Immenso Lancillotto dalla cintola in su e sgangherato Ciccio Formaggio dalla cintola in giù. Con qualche intelligente correttivo. Fa niente se somiglia un po’ alla panna che alcuni osti furbescamente aggiungono a non eccelse scaloppe. Callejon, Mertens e Insigne rientrano. Il Napoli, privo di quattro titolari, stravince. Imponendo un calcio moderno, bello, a tratti bellissimo e una solidità da compagine internazionale. Roba che Mazzarri non aveva e che non ha. Sarà padrone poi di rosicare ai microfoni inesistenti ingiustizie arbitrali.  Il Napoli ricomincia da qui.  E urla al campionato e al mondo la sua presenza. Per ora si vince e si evita di pensare ai famelici ergastolani che hanno cinque punti in più dello scorso anno.

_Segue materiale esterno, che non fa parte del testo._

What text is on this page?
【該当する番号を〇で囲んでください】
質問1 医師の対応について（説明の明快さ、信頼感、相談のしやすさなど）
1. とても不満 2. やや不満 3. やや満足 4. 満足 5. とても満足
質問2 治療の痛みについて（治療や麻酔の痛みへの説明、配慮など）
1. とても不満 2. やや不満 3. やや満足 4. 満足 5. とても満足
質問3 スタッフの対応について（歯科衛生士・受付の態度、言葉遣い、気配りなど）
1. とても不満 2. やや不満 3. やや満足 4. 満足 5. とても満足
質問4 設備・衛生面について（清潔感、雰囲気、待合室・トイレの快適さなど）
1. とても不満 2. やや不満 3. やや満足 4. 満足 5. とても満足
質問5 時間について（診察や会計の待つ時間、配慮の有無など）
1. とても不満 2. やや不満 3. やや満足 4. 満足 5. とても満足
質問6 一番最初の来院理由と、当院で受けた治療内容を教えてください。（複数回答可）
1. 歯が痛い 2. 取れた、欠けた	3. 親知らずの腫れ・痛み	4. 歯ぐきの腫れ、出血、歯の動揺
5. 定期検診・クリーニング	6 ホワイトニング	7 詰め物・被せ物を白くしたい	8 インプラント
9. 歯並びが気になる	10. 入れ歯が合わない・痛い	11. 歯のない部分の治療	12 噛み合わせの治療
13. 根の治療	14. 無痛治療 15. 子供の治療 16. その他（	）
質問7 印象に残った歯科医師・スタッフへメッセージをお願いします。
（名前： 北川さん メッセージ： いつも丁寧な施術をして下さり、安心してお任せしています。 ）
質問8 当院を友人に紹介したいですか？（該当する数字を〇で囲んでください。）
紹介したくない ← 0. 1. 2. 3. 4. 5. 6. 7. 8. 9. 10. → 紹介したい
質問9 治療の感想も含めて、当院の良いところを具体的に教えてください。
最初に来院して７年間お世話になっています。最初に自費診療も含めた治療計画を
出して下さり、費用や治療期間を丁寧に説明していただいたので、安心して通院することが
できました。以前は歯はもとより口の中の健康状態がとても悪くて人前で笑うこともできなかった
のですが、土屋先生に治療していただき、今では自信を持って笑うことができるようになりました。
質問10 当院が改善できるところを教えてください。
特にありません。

Allo Stadium continua bene la formazione dei futuri ergastolani con i soliti cori offensivi contro il portiere avversario. Se non si rimedia in fretta quella che ci sostituirà sarà una bella generazione (temo purtroppo non soltanto ergastolana), fatta di intolleranza e di crescente ignoranza. Purtroppo – fra l’altro – la sciagurata cancellazione della storia dell’arte dai programmi scolastici, induce al pessimismo più torvo.  Tevez si scrolla di dosso la neve di Pamuk e fa scempio del derelitto Sassuolo, in pena per le sorti di Francesco Acerbi. Coraggio Ace, tifiamo per te.
Tevez è come Ribery. Ha il racconto di una vita disegnato sul corpo. Tanto che alla sua vista Picasso esclamerebbe: “Capolavoro!”

Non è considerato un capolavoro l’enorme corno rosso issato dinanzi alla Reggia di Caserta da Lello Esposito. L’istallazione, giudicata una provocazione dal ministro Bray, verrà rimossa.  Incomprensibili i criteri, rimango in attesa della rimozione del dito di Cattelan dinanzi alla Borsa di Milano. E’ un piccolo capolavoro la Fiorentina bella di Montella che vince a mani basse il derby dell’Appennino. E’ ora quarta e giustamente si candida per l’Europa. Notizia che provocherà immediato rigurgito di bile per D’Alema e Bindi, bocciati dal rinascimentale Renzi.

A San Siro il pareggio nell’infuocato atteso posticipo serve poco ai decaduti diavoli dai forconi spuntati. Sedici punti dalla zona Champions appaiono ormai incolmabili. I sangueoro sprecano un po’ troppo e , mentre vedono allungarsi il divario dalla vetta, sentono il fiatone degli azzurri che rinvengono a tre punti.

Decimo anniversario dal crac Parmalat, che mandò sul lastrico migliaia di famiglie incolpevoli.  Negli stessi giorni il Parma – foraggiato a lungo con soldi distratti dall’azienda – festeggia i cento anni di storia non tutti limpidissimi. Si festeggia al Tardini con maglia d’epoca e con un pareggio noioso quasi quanto un discorso dell’insopportabile Lettino.

Klose ha in testa il Brasile. Petkovic deve averlo pregato in ginocchio a scendere in campo. Lui lo ha fatto, facendo il suo dovere. Cioè facendo gol.

Ma la prima pagina la merita il Torino di Ventura, finalmente per una volta non ostacolato dagli arbitri. Squadra con individualità notevoli, il Toro. E non solo per la presenza fra i pali di Padelli, che, a detta di Massimo Mauro, gode dell’ammirazione della D’Amico, beato lui. Fa tenerezza lo sfogo a fine gara dell’ottimo Guidolin. Il quale, travolto dallo stress, esprime ai microfoni tutta la sua sofferenza per il rendimento poco continuo della squadra e la sua disponibilità a togliere il disturbo.
Sarò banale ma pensa che figurone se lo facessero un po’ degli inquilini dalle parti di via del Corso.

A proposito. Renzi ha posto la questione finanziamento pubblico-riforma elettorale.
Bene, anzi male: perché pensare di affrontare questi due problemi (e che problemi!) sulla base di un baratto – come ha fatto Renzi con Grillo – è una sciocchezza sotto ogni punto di vista, sia quello concreto sia quello d’immagine.  Se una cosa è quella da fare si fa e basta: senza condizioni, senza baratti, senza se e senza ma.  Ma c’è una buona notizia. Jovanotti si ferma un anno.